As an educational mantra, I’ve always classified this statement in the mental file marked “stating the bloody obvious”. If you want to celebrate diversity in the classroom, just let more than one child through the door. Maybe this is why I’m not very good at celebrating diversity among my pupils.

When you’ve taught for a number of years, you realise that kids are kids: in a school setting, similarity overwhelmingly outweighs difference. Regardless of their backgrounds, primary-aged children persist in writing “a lot” as one word. And a wasp in the classroom is always guaranteed to create chaos.

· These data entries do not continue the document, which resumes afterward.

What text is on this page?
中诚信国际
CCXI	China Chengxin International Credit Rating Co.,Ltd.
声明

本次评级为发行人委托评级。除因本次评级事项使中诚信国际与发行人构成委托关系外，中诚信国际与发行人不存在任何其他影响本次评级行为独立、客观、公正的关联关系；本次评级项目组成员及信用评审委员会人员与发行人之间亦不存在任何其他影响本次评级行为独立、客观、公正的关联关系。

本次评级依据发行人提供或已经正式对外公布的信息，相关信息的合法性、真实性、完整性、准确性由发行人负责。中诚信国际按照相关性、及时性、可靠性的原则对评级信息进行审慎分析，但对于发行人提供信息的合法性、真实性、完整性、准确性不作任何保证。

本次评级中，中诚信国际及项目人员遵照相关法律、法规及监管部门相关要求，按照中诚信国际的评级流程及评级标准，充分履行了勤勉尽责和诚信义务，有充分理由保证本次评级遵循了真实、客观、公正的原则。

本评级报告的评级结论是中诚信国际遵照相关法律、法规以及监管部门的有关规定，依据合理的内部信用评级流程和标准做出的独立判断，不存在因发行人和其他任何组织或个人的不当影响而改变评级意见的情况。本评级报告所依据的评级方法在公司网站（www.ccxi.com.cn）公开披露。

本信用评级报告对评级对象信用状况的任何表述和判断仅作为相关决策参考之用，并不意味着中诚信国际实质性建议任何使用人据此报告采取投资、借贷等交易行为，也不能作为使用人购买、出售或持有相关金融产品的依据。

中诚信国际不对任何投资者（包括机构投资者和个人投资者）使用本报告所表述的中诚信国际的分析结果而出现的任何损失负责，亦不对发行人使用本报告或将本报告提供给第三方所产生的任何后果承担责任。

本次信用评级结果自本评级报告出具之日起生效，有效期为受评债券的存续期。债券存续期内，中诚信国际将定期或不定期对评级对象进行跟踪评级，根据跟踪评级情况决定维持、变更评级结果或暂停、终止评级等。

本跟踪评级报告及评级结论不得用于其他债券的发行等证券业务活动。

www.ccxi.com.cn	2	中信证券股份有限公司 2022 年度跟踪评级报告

Teachers put a lot of effort into supporting pupils who don’t speak English as a first language, but native speakers can also find their words are lost in translation. I remember talking through an upcoming theatre trip with my class, explaining that they could only go to the toilet and eat their sweets during the interval. As they nodded understandingly, I heard one child ask another: “What’s an interval?” It’s easy to forget that children’s experiences out of school are hugely divergent - until they remind you.

As a trainee teacher, I taught a Year 1 class with a high proportion of children who had recently arrived in the country. One day it started to snow and we allowed the enraptured five- and six-year-olds outside to make snowballs. One child, whose family had moved from Pakistan, dashed out with a beatific smile on his face, but his joy quickly turned to horror as he threw himself at a snow-covered climbing frame. “It’s cold!” he wailed, running inside with tears of disappointment streaming down his cheeks.

But diversity can manifest itself in a more heartbreaking fashion. Before Christmas we held a school charity week to raise money to help tackle the Ebola epidemic in West Africa. Teachers talked to their classes about why the money was being collected and prayers were written for those affected by the disease. We were teaching citizenship, charity and awareness; we ticked boxes on the school mission statement and the PSHE curriculum. But we had no idea how close to home we had come until Theodore - a bright, sensitive, wonderful boy - asked quietly if we could pray for his grandmother back home who had just died of Ebola, and for the rest of his family who didn’t know if they had contracted the disease.

Sometimes you don’t recognise diversity when it’s right in front of you. And sometimes, when you do, you can find very little to celebrate.